Former Football Star Shot to Death

Times Staff Writer

DeAndre Belin, a former football star who struggled to turn his high school success into a college career, was shot to death Monday night inside his Ontario mobile home.

Ontario police said the assailant escaped, probably in a dark-colored, late-model Honda that was seen fleeing Webb’s Mobile Park in the 600 block of West Brooks Street about 7 p.m. Monday.

Witnesses inside the mobile home with Belin, 21, told police they heard a loud bang at the sliding glass door. Belin went to investigate, opened the door and was shot at least twice in the upper torso, police said. He was pronounced dead minutes later at San Antonio Community Hospital in Upland.


Belin’s killing occurred less than three months after his 12-year-old brother, Brandon Wallace, was stabbed to death outside a house party in Pomona on July 25.

Ontario Police spokesman David McBride said investigators had not determined a motive for Belin’s killing.

Outside the trailer Tuesday morning, his girlfriend, Anna Desiderato, 19, stood crying. The couple have a 1-month-old daughter.

“I don’t know of anything he was involved in that would lead to this,” Desiderato said. Belin also is survived by a 5-year-old son from another woman, Desiderato said.

Belin made a mark as a running back for both Bonita High School in La Verne -- where he led the team to a CIF football championship as a junior in 1999 -- and Alta Loma High School, where he transferred the following year.

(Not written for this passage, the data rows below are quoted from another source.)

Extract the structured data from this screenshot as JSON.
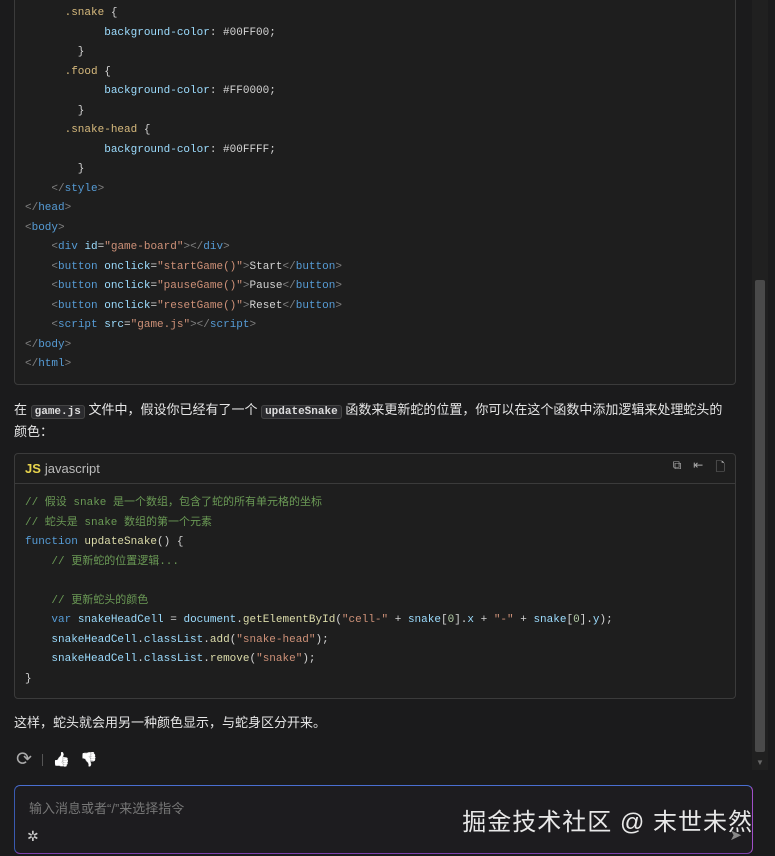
{
  "code_block_1": {
    "lines": [
      [
        [
          "",
          "      "
        ],
        [
          "t-sel",
          ".snake"
        ],
        [
          "",
          " {"
        ]
      ],
      [
        [
          "",
          "            "
        ],
        [
          "t-prop",
          "background-color"
        ],
        [
          "",
          ": #00FF00;"
        ]
      ],
      [
        [
          "",
          "        }"
        ]
      ],
      [
        [
          "",
          "      "
        ],
        [
          "t-sel",
          ".food"
        ],
        [
          "",
          " {"
        ]
      ],
      [
        [
          "",
          "            "
        ],
        [
          "t-prop",
          "background-color"
        ],
        [
          "",
          ": #FF0000;"
        ]
      ],
      [
        [
          "",
          "        }"
        ]
      ],
      [
        [
          "",
          "      "
        ],
        [
          "t-sel",
          ".snake-head"
        ],
        [
          "",
          " {"
        ]
      ],
      [
        [
          "",
          "            "
        ],
        [
          "t-prop",
          "background-color"
        ],
        [
          "",
          ": #00FFFF;"
        ]
      ],
      [
        [
          "",
          "        }"
        ]
      ],
      [
        [
          "",
          "    "
        ],
        [
          "t-br",
          "</"
        ],
        [
          "t-tag",
          "style"
        ],
        [
          "t-br",
          ">"
        ]
      ],
      [
        [
          "t-br",
          "</"
        ],
        [
          "t-tag",
          "head"
        ],
        [
          "t-br",
          ">"
        ]
      ],
      [
        [
          "t-br",
          "<"
        ],
        [
          "t-tag",
          "body"
        ],
        [
          "t-br",
          ">"
        ]
      ],
      [
        [
          "",
          "    "
        ],
        [
          "t-br",
          "<"
        ],
        [
          "t-tag",
          "div"
        ],
        [
          "",
          " "
        ],
        [
          "t-attr",
          "id"
        ],
        [
          "",
          "="
        ],
        [
          "t-str",
          "\"game-board\""
        ],
        [
          "t-br",
          "></"
        ],
        [
          "t-tag",
          "div"
        ],
        [
          "t-br",
          ">"
        ]
      ],
      [
        [
          "",
          "    "
        ],
        [
          "t-br",
          "<"
        ],
        [
          "t-tag",
          "button"
        ],
        [
          "",
          " "
        ],
        [
          "t-attr",
          "onclick"
        ],
        [
          "",
          "="
        ],
        [
          "t-str",
          "\"startGame()\""
        ],
        [
          "t-br",
          ">"
        ],
        [
          "",
          "Start"
        ],
        [
          "t-br",
          "</"
        ],
        [
          "t-tag",
          "button"
        ],
        [
          "t-br",
          ">"
        ]
      ],
      [
        [
          "",
          "    "
        ],
        [
          "t-br",
          "<"
        ],
        [
          "t-tag",
          "button"
        ],
        [
          "",
          " "
        ],
        [
          "t-attr",
          "onclick"
        ],
        [
          "",
          "="
        ],
        [
          "t-str",
          "\"pauseGame()\""
        ],
        [
          "t-br",
          ">"
        ],
        [
          "",
          "Pause"
        ],
        [
          "t-br",
          "</"
        ],
        [
          "t-tag",
          "button"
        ],
        [
          "t-br",
          ">"
        ]
      ],
      [
        [
          "",
          "    "
        ],
        [
          "t-br",
          "<"
        ],
        [
          "t-tag",
          "button"
        ],
        [
          "",
          " "
        ],
        [
          "t-attr",
          "onclick"
        ],
        [
          "",
          "="
        ],
        [
          "t-str",
          "\"resetGame()\""
        ],
        [
          "t-br",
          ">"
        ],
        [
          "",
          "Reset"
        ],
        [
          "t-br",
          "</"
        ],
        [
          "t-tag",
          "button"
        ],
        [
          "t-br",
          ">"
        ]
      ],
      [
        [
          "",
          "    "
        ],
        [
          "t-br",
          "<"
        ],
        [
          "t-tag",
          "script"
        ],
        [
          "",
          " "
        ],
        [
          "t-attr",
          "src"
        ],
        [
          "",
          "="
        ],
        [
          "t-str",
          "\"game.js\""
        ],
        [
          "t-br",
          "></"
        ],
        [
          "t-tag",
          "script"
        ],
        [
          "t-br",
          ">"
        ]
      ],
      [
        [
          "t-br",
          "</"
        ],
        [
          "t-tag",
          "body"
        ],
        [
          "t-br",
          ">"
        ]
      ],
      [
        [
          "t-br",
          "</"
        ],
        [
          "t-tag",
          "html"
        ],
        [
          "t-br",
          ">"
        ]
      ]
    ]
  },
  "paragraph_1": {
    "before": "在 ",
    "code1": "game.js",
    "middle": " 文件中，假设你已经有了一个 ",
    "code2": "updateSnake",
    "after": " 函数来更新蛇的位置，你可以在这个函数中添加逻辑来处理蛇头的颜色："
  },
  "code_block_2": {
    "badge": "JS",
    "language": "javascript",
    "actions": [
      "copy",
      "insert",
      "new-file"
    ],
    "lines": [
      [
        [
          "t-cm",
          "// 假设 snake 是一个数组，包含了蛇的所有单元格的坐标"
        ]
      ],
      [
        [
          "t-cm",
          "// 蛇头是 snake 数组的第一个元素"
        ]
      ],
      [
        [
          "t-kw",
          "function"
        ],
        [
          "",
          " "
        ],
        [
          "t-fn",
          "updateSnake"
        ],
        [
          "",
          "() {"
        ]
      ],
      [
        [
          "",
          "    "
        ],
        [
          "t-cm",
          "// 更新蛇的位置逻辑..."
        ]
      ],
      [
        [
          "",
          ""
        ]
      ],
      [
        [
          "",
          "    "
        ],
        [
          "t-cm",
          "// 更新蛇头的颜色"
        ]
      ],
      [
        [
          "",
          "    "
        ],
        [
          "t-kw",
          "var"
        ],
        [
          "",
          " "
        ],
        [
          "t-var",
          "snakeHeadCell"
        ],
        [
          "",
          " = "
        ],
        [
          "t-var",
          "document"
        ],
        [
          "",
          "."
        ],
        [
          "t-fn",
          "getElementById"
        ],
        [
          "",
          "("
        ],
        [
          "t-str",
          "\"cell-\""
        ],
        [
          "",
          " + "
        ],
        [
          "t-var",
          "snake"
        ],
        [
          "",
          "["
        ],
        [
          "t-num",
          "0"
        ],
        [
          "",
          "]."
        ],
        [
          "t-var",
          "x"
        ],
        [
          "",
          " + "
        ],
        [
          "t-str",
          "\"-\""
        ],
        [
          "",
          " + "
        ],
        [
          "t-var",
          "snake"
        ],
        [
          "",
          "["
        ],
        [
          "t-num",
          "0"
        ],
        [
          "",
          "]."
        ],
        [
          "t-var",
          "y"
        ],
        [
          "",
          ");"
        ]
      ],
      [
        [
          "",
          "    "
        ],
        [
          "t-var",
          "snakeHeadCell"
        ],
        [
          "",
          "."
        ],
        [
          "t-var",
          "classList"
        ],
        [
          "",
          "."
        ],
        [
          "t-fn",
          "add"
        ],
        [
          "",
          "("
        ],
        [
          "t-str",
          "\"snake-head\""
        ],
        [
          "",
          ");"
        ]
      ],
      [
        [
          "",
          "    "
        ],
        [
          "t-var",
          "snakeHeadCell"
        ],
        [
          "",
          "."
        ],
        [
          "t-var",
          "classList"
        ],
        [
          "",
          "."
        ],
        [
          "t-fn",
          "remove"
        ],
        [
          "",
          "("
        ],
        [
          "t-str",
          "\"snake\""
        ],
        [
          "",
          ");"
        ]
      ],
      [
        [
          "",
          "}"
        ]
      ]
    ]
  },
  "paragraph_2": "这样，蛇头就会用另一种颜色显示，与蛇身区分开来。",
  "feedback": {
    "regenerate": "⟳",
    "like": "👍",
    "dislike": "👎"
  },
  "input": {
    "placeholder": "输入消息或者“/”来选择指令",
    "value": ""
  },
  "watermark": "掘金技术社区 @ 末世未然"
}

Nicknamed “Tank,” the 6-foot, 220-pound Belin rushed for 1,943 yards and 27 touchdowns at Alta Loma, including a 416-yard, six-touchdown effort against Glendora. He was the all-time leading rusher in the Inland Valley when he left high school.


“What an immense talent he was -- truly a man among boys,” said Brett Proctor, Alta Loma High School athletic director. “He was a physical specimen, blessed with size, speed and good moves.”

Tom Mitchell, who coached Belin at Alta Loma, said Belin “was one of the great ones, with incredible speed and incredible talent.”

Belin failed to capitalize on his success in high school, however. He quit a few months before graduation in 2001, passing up a possible scholarship offer from Cal State Fresno, Mitchell said.

And at Mt. San Antonio College in Walnut, Belin “became real frustrated that he wasn’t getting the yards he was getting in high school,” Coach Bill Fisk said. “Around midseason, in the Pasadena game, he just quit the team at halftime -- walked right out of there.”

Fisk said Belin, a special education student with a learning disability his teachers declined to describe, struggled to attend classes and play football “with a lot of baggage at home. He wasn’t getting a lot of help raising his 2-year-old boy; he was living in a real bad area of Pomona then ... there were just a lot of things in his life pulling him away from football.”

Belin returned to Mt. San Antonio College in 2002 but had an injured shoulder and knee and ultimately was declared medically unable to play. He then entered Lincoln University in Jefferson City, Mo., but quit the team after one game.


“He was missing classes,” Fisk said. “In college, you’ve got to take care of things on your own. We all tried to help him get to the next level. We tried to better his life. He’d do OK for a few weeks, but then he’d struggle as he was being pulled by his adult baggage. He was a good kid. He really wanted to go to college. But he needed more support.”

Desiderato said Belin never stopped loving football, playing in a local semipro league game Saturday and telling her of his plans to enroll at a local college in January.

“He had the college pamphlets all stacked up, ready to pick one,” Desiderato said. “He wanted to play again. He loved playing.”